When Julia Niiro founded MilkRun in Portland, Ore., in 2018, she wanted to combat two enduring challenges to local food systems: inefficient distribution and low farmer pay. Addressing these issues was necessary for smaller producers to disrupt an industry that’s “really, really good at processing cheap food and selling uniform waxed apples at the same place we go to buy our toilet paper,” as she put it in an impassioned 2019 TEDx Talk. But it’s much less successful at delivering the sustainably raised, flavorful food grown on nearby farms.
In America, Niiro says, efficiency and scale have superseded taste, nutrition, and the livelihood of the farmer who grows, raises, or otherwise produces our food. Producers get only 8¢ out of every dollar spent by consumers, on average. MilkRun’s mission is straightforward: “I want to make it as easy to buy from our local farmers as it is to book a stay in someone’s house or call a ride.”

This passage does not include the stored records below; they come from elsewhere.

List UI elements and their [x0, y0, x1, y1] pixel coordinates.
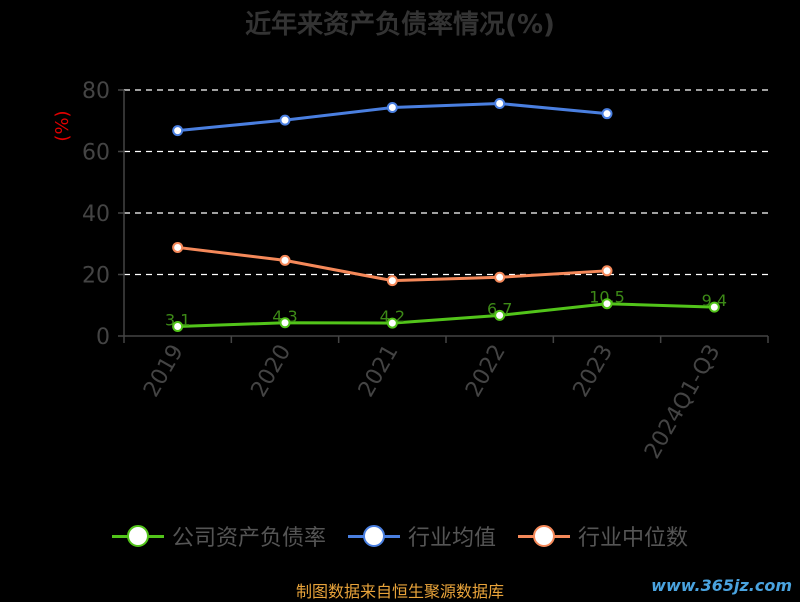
x-tick-label: 2020	[247, 341, 297, 402]
data-label: 9.4	[702, 291, 727, 310]
legend-label: 行业中位数	[578, 526, 689, 551]
data-point	[494, 98, 506, 110]
legend-swatch-icon	[518, 525, 570, 547]
x-tick-label: 2024Q1-Q3	[640, 341, 725, 464]
data-point	[601, 298, 613, 310]
data-point	[172, 125, 184, 137]
legend: 公司资产负债率 行业均值 行业中位数	[0, 518, 800, 554]
data-label: 6.7	[487, 299, 512, 318]
x-tick-label: 2019	[139, 341, 189, 402]
x-tick-label: 2022	[461, 340, 511, 401]
data-source-note: 制图数据来自恒生聚源数据库	[295, 582, 504, 601]
y-tick-label: 60	[82, 141, 110, 166]
data-point	[279, 317, 291, 329]
data-point	[172, 241, 184, 253]
data-point	[494, 309, 506, 321]
legend-swatch-icon	[111, 525, 164, 547]
data-point	[386, 317, 398, 329]
legend-label: 行业均值	[407, 526, 496, 551]
series-line-0	[177, 302, 715, 328]
y-axis-label: (%)	[52, 110, 73, 141]
data-point	[172, 320, 184, 332]
data-point	[386, 275, 398, 287]
data-label: 10.5	[589, 288, 625, 307]
legend-item[interactable]: 行业均值	[347, 520, 496, 552]
data-point	[279, 114, 291, 126]
y-tick-label: 40	[82, 202, 110, 227]
axes: 0 20 40 60 80 2019 2020 2021 2022 2023 2024Q1-Q3	[82, 79, 769, 464]
data-point	[494, 271, 506, 283]
data-label: 3.1	[165, 310, 190, 329]
x-tick-label: 2023	[569, 341, 619, 402]
y-tick-label: 20	[82, 264, 110, 289]
y-tick-label: 0	[96, 325, 110, 350]
legend-swatch-icon	[347, 525, 400, 547]
legend-item[interactable]: 行业中位数	[518, 520, 688, 552]
series-lines: 3.1 4.3 4.2 6.7 10.5 9.4	[165, 98, 727, 332]
chart-title: 近年来资产负债率情况(%)	[245, 10, 555, 40]
legend-item[interactable]: 公司资产负债率	[111, 520, 326, 552]
legend-label: 公司资产负债率	[171, 526, 326, 551]
data-point	[386, 102, 398, 114]
data-label: 4.3	[272, 307, 297, 326]
grid-lines	[124, 89, 768, 276]
data-point	[601, 265, 613, 277]
data-point	[279, 254, 291, 266]
watermark: www.365jz.com	[651, 576, 792, 595]
data-point	[601, 108, 613, 120]
data-label: 4.2	[380, 307, 405, 326]
data-point	[708, 301, 720, 313]
y-tick-label: 80	[82, 79, 110, 104]
x-tick-label: 2021	[354, 341, 404, 402]
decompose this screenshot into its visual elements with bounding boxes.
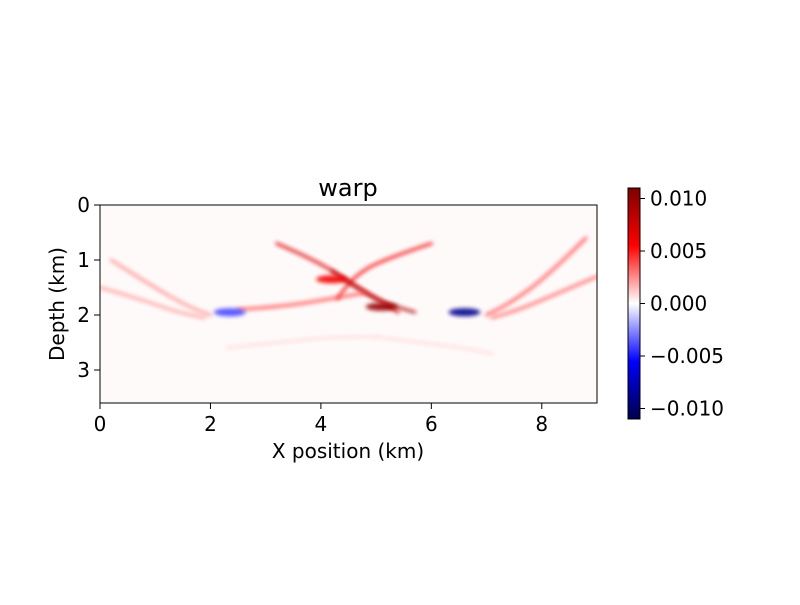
- y-axis-label: Depth (km): [45, 247, 69, 361]
- x-tick-label: 2: [204, 412, 217, 436]
- colorbar-tick-label: 0.010: [650, 187, 707, 211]
- heatmap-arc: [485, 236, 588, 317]
- plot-frame: [99, 204, 598, 404]
- colorbar: 0.010 0.005 0.000 −0.005 −0.010: [627, 187, 724, 421]
- colorbar-tick-label: 0.000: [650, 292, 707, 316]
- x-axis: 0 2 4 6 8: [94, 403, 548, 436]
- x-axis-label: X position (km): [272, 439, 424, 463]
- heatmap-features: [100, 236, 597, 355]
- y-tick-label: 1: [77, 248, 90, 272]
- heatmap-blob: [448, 308, 481, 317]
- heatmap-arc: [490, 275, 597, 320]
- colorbar-ticks: 0.010 0.005 0.000 −0.005 −0.010: [640, 187, 724, 421]
- heatmap-arc: [109, 258, 212, 317]
- heatmap-blob: [315, 275, 348, 284]
- heatmap-blob: [365, 302, 398, 311]
- heatmap-arc: [225, 335, 378, 350]
- y-axis: 0 1 2 3: [77, 193, 100, 382]
- colorbar-bar: [627, 187, 641, 420]
- heatmap-blob: [213, 308, 246, 317]
- y-tick-label: 3: [77, 358, 90, 382]
- plot-area: [99, 204, 598, 404]
- colorbar-tick-label: 0.005: [650, 239, 707, 263]
- plot-background: [100, 205, 597, 403]
- x-tick-label: 6: [425, 412, 438, 436]
- colorbar-tick-label: −0.005: [650, 344, 724, 368]
- x-tick-label: 8: [535, 412, 548, 436]
- x-tick-label: 0: [94, 412, 107, 436]
- heatmap-arc: [236, 291, 367, 311]
- x-tick-label: 4: [315, 412, 328, 436]
- heatmap-arc: [100, 286, 207, 320]
- colorbar-tick-label: −0.010: [650, 397, 724, 421]
- chart-title: warp: [318, 174, 377, 202]
- heatmap-arc: [374, 335, 494, 355]
- y-tick-label: 2: [77, 303, 90, 327]
- y-tick-label: 0: [77, 193, 90, 217]
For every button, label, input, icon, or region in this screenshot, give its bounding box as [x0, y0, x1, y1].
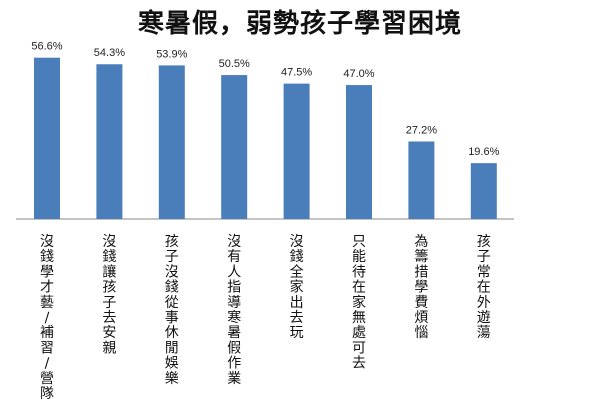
- bar: [96, 64, 123, 220]
- data-label: 53.9%: [156, 48, 187, 60]
- category-label: 沒錢全家出去玩: [290, 233, 304, 341]
- data-label: 27.2%: [406, 124, 437, 136]
- data-label: 47.5%: [281, 67, 312, 79]
- data-label: 47.0%: [343, 68, 374, 80]
- category-label: 孩子常在外遊蕩: [477, 234, 491, 341]
- bar: [158, 65, 185, 219]
- bar: [283, 83, 310, 219]
- category-label: 沒錢讓孩子去安親: [102, 233, 116, 356]
- category-label: 為籌措學費煩惱: [414, 234, 428, 341]
- data-label: 50.5%: [219, 58, 250, 70]
- bar: [221, 75, 248, 219]
- bar: [470, 163, 497, 219]
- category-label: 孩子沒錢從事休閒娛樂: [165, 234, 179, 387]
- bar: [346, 85, 372, 219]
- data-label: 56.6%: [31, 41, 62, 53]
- bar: [34, 57, 60, 219]
- data-label: 19.6%: [468, 146, 499, 158]
- bar: [408, 141, 435, 219]
- category-label: 沒有人指導寒暑假作業: [227, 233, 241, 387]
- data-label: 54.3%: [94, 47, 125, 59]
- category-label: 只能待在家無處可去: [352, 234, 366, 372]
- chart-title: 寒暑假，弱勢孩子學習困境: [137, 9, 462, 39]
- category-label: 沒錢學才藝∕補習∕營隊: [40, 233, 54, 402]
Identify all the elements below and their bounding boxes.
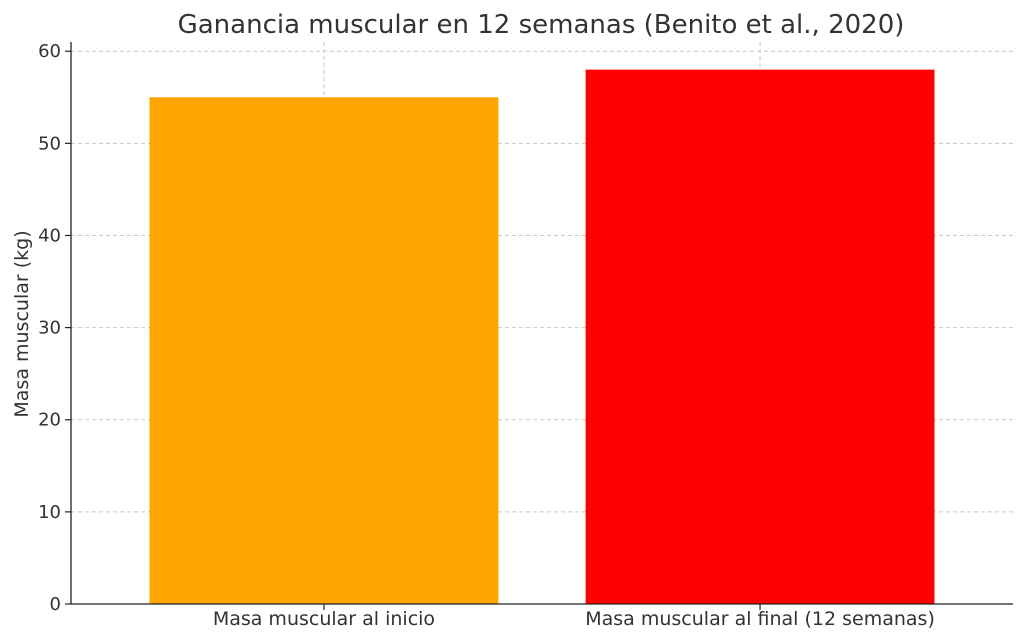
bar: [585, 69, 935, 604]
labels-layer: 0 10 20 30 40 50 60 Masa muscular al inicio Masa…: [38, 41, 935, 630]
y-tick-label: 60: [38, 41, 61, 62]
bars-layer: [149, 69, 935, 604]
y-tick-label: 30: [38, 318, 61, 339]
y-axis-title: Masa muscular (kg): [11, 230, 33, 417]
x-tick-label: Masa muscular al final (12 semanas): [585, 608, 935, 630]
bar: [149, 97, 499, 604]
y-tick-label: 40: [38, 225, 61, 246]
x-tick-label: Masa muscular al inicio: [213, 608, 435, 630]
y-tick-label: 0: [50, 594, 61, 615]
axes-layer: [65, 42, 1013, 610]
y-tick-label: 20: [38, 410, 61, 431]
y-tick-label: 50: [38, 133, 61, 154]
chart-title: Ganancia muscular en 12 semanas (Benito …: [178, 10, 905, 40]
y-tick-label: 10: [38, 502, 61, 523]
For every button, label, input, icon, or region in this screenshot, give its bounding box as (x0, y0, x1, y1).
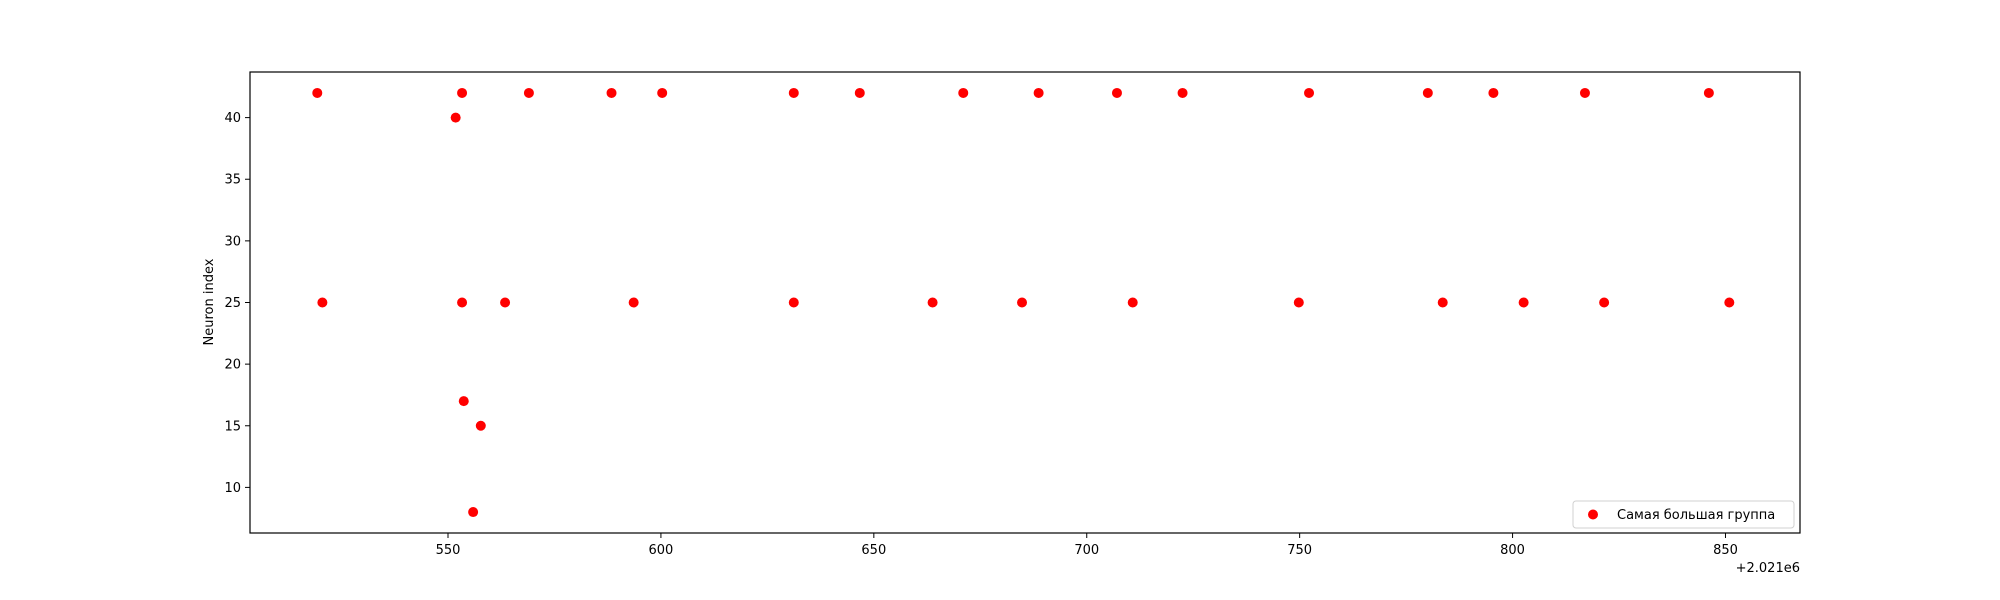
legend-entry-label: Самая большая группа (1617, 508, 1775, 523)
scatter-point (1304, 87, 1315, 98)
plot-frame (249, 71, 1801, 534)
scatter-point (1437, 297, 1448, 308)
y-tick-label: 35 (224, 173, 241, 188)
legend: Самая большая группа (1572, 500, 1795, 529)
scatter-point (457, 297, 468, 308)
y-axis-label: Neuron index (202, 258, 217, 345)
scatter-point (1703, 87, 1714, 98)
scatter-point (958, 87, 969, 98)
scatter-point (523, 87, 534, 98)
legend-marker (1588, 509, 1598, 520)
scatter-point (500, 297, 511, 308)
x-tick-label: 550 (436, 543, 461, 558)
x-tick-label: 800 (1500, 543, 1525, 558)
scatter-point (1127, 297, 1138, 308)
scatter-point (657, 87, 668, 98)
scatter-point (1033, 87, 1044, 98)
y-tick-label: 30 (224, 234, 241, 249)
scatter-point (1724, 297, 1735, 308)
scatter-point (1599, 297, 1610, 308)
y-tick-label: 25 (224, 296, 241, 311)
scatter-point (468, 507, 479, 518)
x-tick-label: 650 (861, 543, 886, 558)
scatter-point (317, 297, 328, 308)
x-tick-label: 850 (1713, 543, 1738, 558)
scatter-point (606, 87, 617, 98)
x-tick-label: 700 (1074, 543, 1099, 558)
scatter-point (927, 297, 938, 308)
scatter-point (1518, 297, 1529, 308)
scatter-point (1488, 87, 1499, 98)
y-axis-ticks: 10 15 20 25 30 35 40 (224, 111, 250, 496)
scatter-point (475, 420, 486, 431)
scatter-point (1017, 297, 1028, 308)
scatter-point (854, 87, 865, 98)
scatter-point (312, 87, 323, 98)
data-points (312, 87, 1735, 518)
x-offset-label: +2.021e6 (1736, 561, 1800, 576)
scatter-point (1293, 297, 1304, 308)
x-axis-ticks: 550 600 650 700 750 800 850 (436, 533, 1738, 558)
scatter-point (788, 297, 799, 308)
y-tick-label: 20 (224, 358, 241, 373)
scatter-point (788, 87, 799, 98)
y-tick-label: 15 (224, 419, 241, 434)
scatter-point (1111, 87, 1122, 98)
x-tick-label: 600 (649, 543, 674, 558)
scatter-point (1579, 87, 1590, 98)
scatter-point (1422, 87, 1433, 98)
scatter-point (458, 396, 469, 407)
y-tick-label: 40 (224, 111, 241, 126)
x-tick-label: 750 (1287, 543, 1312, 558)
legend-box (1572, 500, 1795, 529)
scatter-point (457, 87, 468, 98)
y-tick-label: 10 (224, 481, 241, 496)
scatter-point (628, 297, 639, 308)
scatter-point (1177, 87, 1188, 98)
scatter-point (450, 112, 461, 123)
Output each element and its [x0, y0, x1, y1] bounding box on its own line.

The case for buying locally produced food is stronger than ever. When the Covid-19 pandemic began to shut down Oregon and the rest of the country in mid-March, it both sped up the trend toward online grocery shopping and highlighted the shortcomings of the industrial food system. In just a few weeks, farmers, unable to sell to restaurants, school districts, and coffee shops, were dumping milk and plowing under onions. Not long after, 20 U.S. meat-processing plants were shuttered because of coronavirus outbreaks, leaving farmers to euthanize tens of thousands of pigs and chickens. By contrast, the small, non-industrial supply chains of family-run ranches, dairies, mills, and produce farms were able to keep up with increased demand.